Mike Shea

Personal information
- Nationality: Van Nuys, California, US
- Born: March 31, 1983 (age 43)
- Height: 5'8
- Weight: 150

Sport
- Country: United States
- Sport: Snowboarding
- Disability class: SB-LL2
- Event(s): Snowboard cross, Banked slalom

Medal record
Men's para snowboarding
Representing United States
Winter Paralympic Games
| Silver medal – second place | 2014 Sochi | Snowboard cross |

= Mike Shea (snowboarder) =

American Paralympic snowboarder

Mike Shea (born March 31, 1983) is a retired American para-snowboarder. He won a silver medal at the 2014 Winter Paralympics in the inaugural Snowboard cross event. At the World Para Snowboard Championships in the LL2 division, Shea won gold in the 2015 banked slalom event and bronze in the 2017 snowboard cross event. In 2014 and 2015, Shea was nominated for the Best Male Athlete with a Disability ESPY Award. Shea retired from snowboarding in 2020.

==Early life==
Shea was born on March 31, 1983, in Van Nuys, California to parents Michael and Cynthia Shea. Shortly after he was born, his family moved to Castaic, California where he attended Valencia High School for a little over a year and eventually graduated from Bowman High School. In September 2002, Shea was wakeboarding on Castaic Lake when the ski rope wrapped around his ankle and severed his leg below his knee. At the time, he was growing addicted to alcohol and painkillers which worsened following his accident. He eventually entered into rehab in 2007 and followed their 12-step program for being sober.

==Career==
Upon being sober, Shea opened a carpentry business where he created dog houses and custom entertainment centers. In 2010, he received
a call from a coach from the National Sports Center for the Disabled (NSCD) informing him that the International Paralympic Committee was considering adding competitive snowboarding events to the competition. As a result, he closed his business and relocated to Winter Park Resort so he could start training. Through his training, Shea competed in Snowboard cross at Winter X Games where he won a silver medal and, later, three World Championships.
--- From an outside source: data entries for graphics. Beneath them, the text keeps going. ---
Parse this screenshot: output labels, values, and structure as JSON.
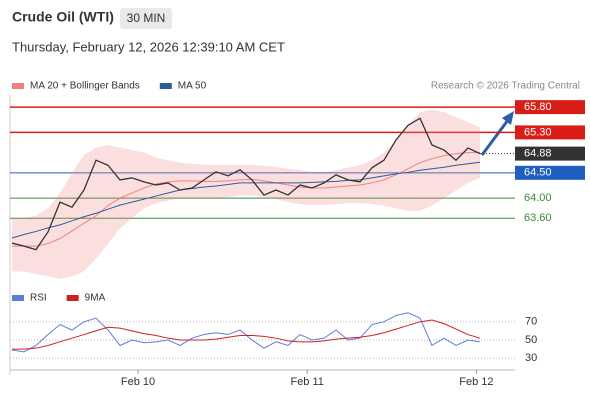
{
  "chart_data": [
    {
      "type": "line",
      "title": "Crude Oil (WTI)",
      "timeframe": "30 MIN",
      "subtitle": "Thursday, February 12, 2026 12:39:10 AM CET",
      "credit": "Research © 2026 Trading Central",
      "categories": [
        null,
        null,
        null,
        null,
        null,
        null,
        null,
        null,
        null,
        null,
        null,
        null,
        null,
        null,
        null,
        null,
        null,
        null,
        null,
        null,
        null,
        null,
        null,
        null,
        null,
        null,
        null,
        null,
        null,
        null,
        null,
        null,
        null,
        null,
        null,
        null,
        null,
        null,
        null,
        null
      ],
      "values": [
        63.11,
        63.05,
        62.98,
        63.33,
        63.92,
        63.82,
        64.16,
        64.75,
        64.65,
        64.36,
        64.4,
        64.32,
        64.26,
        64.3,
        64.16,
        64.2,
        64.36,
        64.52,
        64.44,
        64.56,
        64.36,
        64.06,
        64.16,
        64.06,
        64.26,
        64.2,
        64.3,
        64.46,
        64.36,
        64.32,
        64.6,
        64.75,
        65.15,
        65.44,
        65.58,
        65.05,
        64.95,
        64.75,
        64.99,
        64.88
      ],
      "color": "#333333",
      "series": [
        {
          "name": "MA 20 + Bollinger Bands",
          "color": "#f08080",
          "values": [
            63.05,
            63.05,
            63.05,
            63.1,
            63.2,
            63.35,
            63.5,
            63.65,
            63.85,
            64.0,
            64.1,
            64.2,
            64.28,
            64.32,
            64.34,
            64.34,
            64.33,
            64.33,
            64.34,
            64.36,
            64.37,
            64.34,
            64.3,
            64.26,
            64.22,
            64.2,
            64.2,
            64.22,
            64.24,
            64.26,
            64.3,
            64.36,
            64.46,
            64.58,
            64.7,
            64.78,
            64.84,
            64.88,
            64.9,
            64.9
          ],
          "upper": [
            63.6,
            63.6,
            63.65,
            63.8,
            64.1,
            64.5,
            64.85,
            65.0,
            65.05,
            65.0,
            64.95,
            64.9,
            64.8,
            64.75,
            64.7,
            64.68,
            64.66,
            64.66,
            64.66,
            64.66,
            64.66,
            64.64,
            64.62,
            64.58,
            64.55,
            64.52,
            64.52,
            64.55,
            64.6,
            64.65,
            64.75,
            64.9,
            65.15,
            65.45,
            65.7,
            65.75,
            65.7,
            65.6,
            65.5,
            65.4
          ],
          "lower": [
            62.55,
            62.55,
            62.5,
            62.45,
            62.4,
            62.45,
            62.55,
            62.8,
            63.1,
            63.4,
            63.6,
            63.8,
            63.9,
            63.95,
            64.0,
            64.0,
            64.0,
            64.0,
            64.02,
            64.05,
            64.05,
            64.02,
            63.98,
            63.92,
            63.88,
            63.86,
            63.86,
            63.88,
            63.9,
            63.9,
            63.88,
            63.85,
            63.8,
            63.75,
            63.75,
            63.85,
            64.0,
            64.15,
            64.3,
            64.4
          ]
        },
        {
          "name": "MA 50",
          "color": "#2e5c9a",
          "values": [
            63.21,
            63.28,
            63.34,
            63.41,
            63.47,
            63.55,
            63.63,
            63.7,
            63.78,
            63.86,
            63.92,
            63.98,
            64.04,
            64.1,
            64.16,
            64.19,
            64.22,
            64.24,
            64.27,
            64.3,
            64.3,
            64.3,
            64.3,
            64.3,
            64.3,
            64.31,
            64.32,
            64.33,
            64.35,
            64.36,
            64.4,
            64.44,
            64.48,
            64.51,
            64.55,
            64.58,
            64.61,
            64.65,
            64.68,
            64.71
          ]
        }
      ],
      "ylim": [
        62.28,
        66.04
      ],
      "levels": [
        {
          "value": 65.8,
          "label": "65.80",
          "color": "#d91e18",
          "box": true,
          "line": "solid"
        },
        {
          "value": 65.3,
          "label": "65.30",
          "color": "#d91e18",
          "box": true,
          "line": "solid"
        },
        {
          "value": 64.88,
          "label": "64.88",
          "color": "#333333",
          "box": true,
          "line": "dotted"
        },
        {
          "value": 64.5,
          "label": "64.50",
          "color": "#1f5fbf",
          "box": true,
          "line": "solid"
        },
        {
          "value": 64.0,
          "label": "64.00",
          "color": "#3a8a3a",
          "box": false,
          "line": "solid"
        },
        {
          "value": 63.6,
          "label": "63.60",
          "color": "#3a8a3a",
          "box": false,
          "line": "solid"
        }
      ],
      "xticks": [
        {
          "value": 10.5,
          "label": "Feb 10"
        },
        {
          "value": 24.6,
          "label": "Feb 11"
        },
        {
          "value": 38.7,
          "label": "Feb 12"
        }
      ]
    },
    {
      "type": "line",
      "series": [
        {
          "name": "RSI",
          "color": "#5b7fd6",
          "values": [
            39,
            37,
            44,
            56,
            67,
            61,
            70,
            74,
            61,
            44,
            50,
            47,
            48,
            50,
            44,
            52,
            56,
            58,
            56,
            61,
            50,
            41,
            48,
            44,
            56,
            50,
            52,
            61,
            50,
            52,
            67,
            70,
            77,
            80,
            74,
            44,
            52,
            44,
            50,
            48
          ]
        },
        {
          "name": "9MA",
          "color": "#cc2222",
          "values": [
            40,
            40,
            41,
            44,
            48,
            52,
            56,
            60,
            64,
            63,
            60,
            57,
            55,
            52,
            50,
            50,
            50,
            51,
            53,
            55,
            55,
            54,
            52,
            49,
            48,
            48,
            49,
            51,
            52,
            53,
            55,
            58,
            62,
            66,
            70,
            72,
            68,
            62,
            56,
            52
          ]
        }
      ],
      "ylim": [
        17,
        83
      ],
      "yticks": [
        30,
        50,
        70
      ],
      "grid": true
    }
  ]
}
In 2014, Shea became a member of the "Three Amigos" (along with Keith Gabel and Evan Strong) competing in snowboarding internationally for Team USA. He won the International Paralympic Committee (IPC) World Cup Title in February 2014 and earned a silver medal at the inaugural snowboarding event at the 2014 Winter Paralympics. Upon winning the silver medal, he began earning endorsements and developed a career as an inspirational speaker. Later that year, the three also competed at the IPC Alpine Skiing Europa Cup in their first-ever banked slalom Para-snowboarding event. As a result of his success, Shea was named a finalist for Team USA’s Male Paralympic Athlete of the Year. Shea was nominated for the Best Male Athlete with a Disability ESPY Award in 2014 and 2015.

As a World Para Snowboard Championships competitor in 2015 for the LL2 division, Shea was first in the banked slalom event and ninth in the snowboard cross event.
Shea reappeared at the World Para Snowboard Championships in 2017, where he won a bronze medal in snowboard cross and finished seventh in banked slalom. At the 2018 Winter Paralympics snowboarding events, Shea was fourth in banked slalom and fifth in snowboard cross. Shea officially retired from competitive snowboarding at the age of 37 in September 2020 due to health problems and chronic injuries.